You could also incorporate a relaxing routine into your Sunday night. Creating a routine will help you wind down, reducing the stress you’d otherwise feel about the upcoming week. Additionally, creating a relaxing routine you enjoy gives you something to look forward to on Sunday night. This may help you to reduce your anxiety around to the end of the weekend.

You should also try adding stress-management techniques to your routine, like reading a book before bed, taking a warm bath, or meditating.

Prioritise your work-life balance

While making time for yourself is an important part of developing a successful work-life balance, it will take more than a few bubble baths. Prioritising your work-life balance is key to curbing the ‘Sunday scaries’.

Truly prioritising your work-life balance means reframing how you think about work and what’s required to succeed. Believe it or not, burnout is not an inevitable part of success.

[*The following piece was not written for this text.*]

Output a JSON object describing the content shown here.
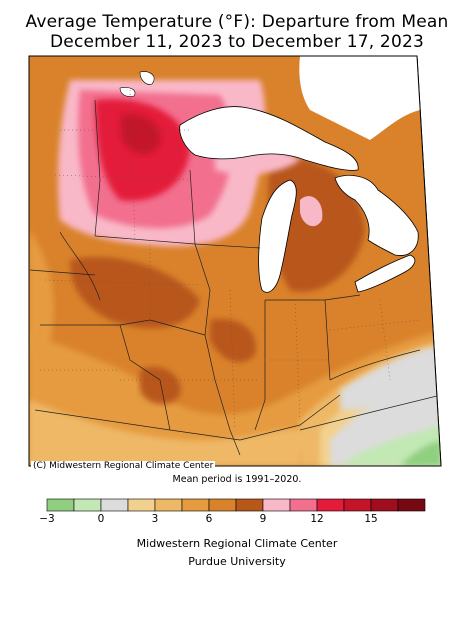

While these feelings are understandable, the inability to set and stick to boundaries in the workplace erodes your well-being, impacting both you and your organisation. If you are struggling with your work-life balance, the first thing to do is communicate your needs by talking to your manager about how you feel. Afterwards, use strategies to achieve a healthier work-life balance. These could include:

  • Setting clear boundaries around when at work
  • Reducing the amount of work activities you do outside the office
  • Learning how to say no if you are overscheduled
  • Practice efficient time management and set distractions aside

Set an intention and plan out your work week

One root cause of the ‘Sunday scaries’ is feeling overwhelmed or unprepared for the week ahead. Perhaps you have looming deadlines that you are struggling to meet, or you have an upcoming presentation that you don’t feel ready to present. Creating a weekly work plan can help.

Creating a practical intention on Sundays for the upcoming week can help you to navigate workplace stressors more effectively. Doing so helps to make a commitment to yourself for your own sake.

Such a plan breaks down and organises your weekly tasks into a manageable overview. This way, you can see what you need to do and by when. Weekly work plans also allow you to prioritise tasks and set due dates, giving you visibility into your upcoming week. Since weekly work plans help you break down large tasks into smaller to-dos and give you a view of your week at a glance, they are perfect for balancing your workload. A balanced workload usually means less stress during the week and less anxiety on Sunday.

Create a Sunday night routine

It is simple but sometimes difficult to achieve. Connect this tip with prioritising a good work-life balance and creating a relaxing Sunday, or any day of the week, for that matter. Sleep is essential and if you miss out on it, your focus and concentration become skewed. You may also become more irritable and easily frustrated. A routine will give you something to look forward to and ease the transition.

Give yourself enough sleep time and create an environment that facilitates good sleep.

Hopefully these tips will help to reduce the levels of your ‘Sunday Scaries’. Have a great work week ahead!